Clearly Defining and Understanding your Objectives
As a Client, you have access to what I've called the "Big List" - a point by point accounting of the different aspects of the project that will become the basis for the design development. This step is absolutely critical to organizing your thoughts about the design and defining what your objectives are for the project, and is a fundamental step in the success of your project. With this organized definition of the different parts, we now have a great place to start understanding the design and a framework for developing the concept.
Sharing your Inspiration
Have you found a plan that contains some of the elements you’re looking for? Made some sketches (don’t worry if they’re a bit crude - every bit helps!) or collected photos or inspiration? It’s very useful when communicating about the overall design direction to have these bits to work from.
Many clients find success with, and it is extremely helpful, to use the website Houzz.com to gather photos and ideas for use as inspiration in their own homes. It's free to do, and they have a library of just about any home design idea you could think of - as well as great tips about decorating and how to finish out your new space. To get started with a Houzz account, see my blog post about it here.
Sharing your Budget Requirements
In order to hit the budget for the project we'll first need to know where we're aiming - and the overall budget requirements can have a big role to play in the direction of the design, as well as the final square-footage. By being open about your budget up front, we can be sure to have a better chance of hitting our mark without the need for redesign.
Carefully Reading the Design Agreement Contract
Nobody likes to wade through contract language - and we've all been guilty of skimming through the "Terms and Conditions" section so we can download the newest app to our phone or computer - but contracts are actually very important for helping clearly define the working relationship, to outline just what is expected, when, and for how much, and to provide a basis for a resolution in case things ever did run afoul. The KJM Design Studio Design Agreement is based around the concept that a good contract should protect and empower both sides of the agreement and put them on an equal footing in a legal sense - you can preview the contract here, and all clients get their own project-specific proposal and contract. I also request that, as you read through the contract, if there is anything that you find disagreeable, please bring it up - we're always looking to improve our systems and if something needs adjustment then we'd rather it be identified.

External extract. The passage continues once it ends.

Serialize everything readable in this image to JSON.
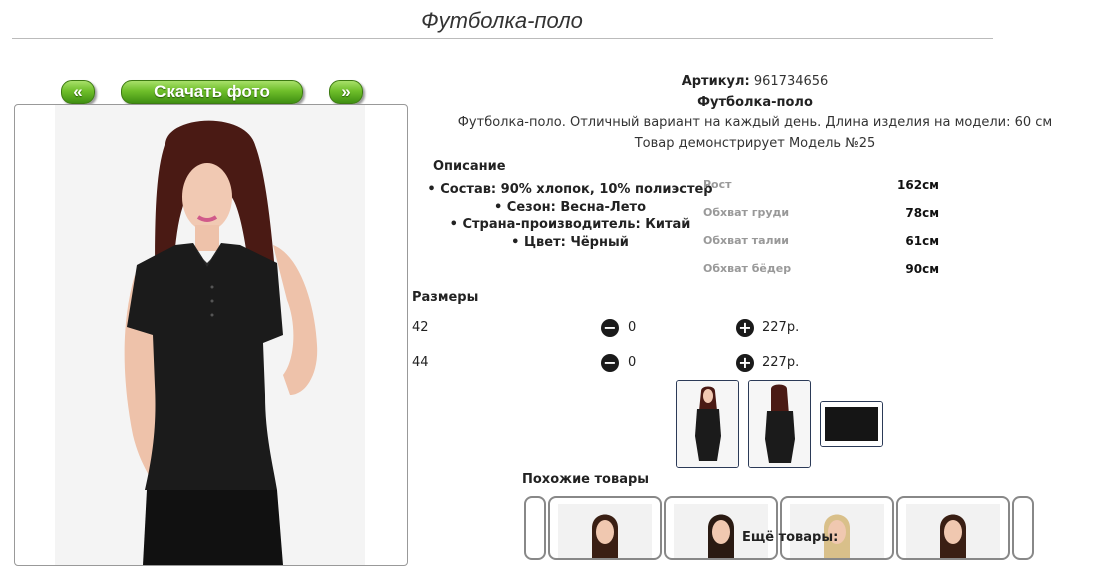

Maintaining Clear Communication
One of the most important aspects to a successful design is an open and honest dialogue between us; this applies both ways, and to things you like as well as dislike. If there is something you really like, let me know - I’m always happy to hear it and maybe there is chance to make use of a similar device elsewhere in the design. If there is something you don’t like, please let me know - the worst thing is the client who secretly doesn’t like something, but agrees and goes along with it during the meeting, and comes back weeks later with the truth - after hours have been spent perfecting a detail that they didn’t want in the first place. Clear communication is perhaps the most important piece of a successful project.
Providing Reviews, References, and Referrals
As a small business, I rely on positive references and referrals to keep bringing high-quality clients to my door. To this end, I always strive to impress my clients that they can’t help but tell everyone about how great it was and how happy they are. At the close of the project, I always appreciate positive reviews and references.
Clients are also asked to participate in an anonymous feedback questionnaire ranking different aspects of your experience during the design process. These help us continuously improve the business by uncovering where we're weak, and celebrate those areas where we've exceeded expectations.
Client Responsibilities - Why they matter
Creating a great project is always the result of a good relationship between us - that's because throughout this design process, we are working together to drive the design in a way that works to blend layout, style, and budget. And though it sounds simplistic, these three discussions must all be considered if the design we develop is to meet these objectives. I've found that by alerting clients to a few potential pitfalls up front, as well as providing some positive examples, I can help coach clients a bit on how best to communicate their thoughts, feelings, and wishes about the design we're creating. And in the end, we should both feel great about the design we've developed.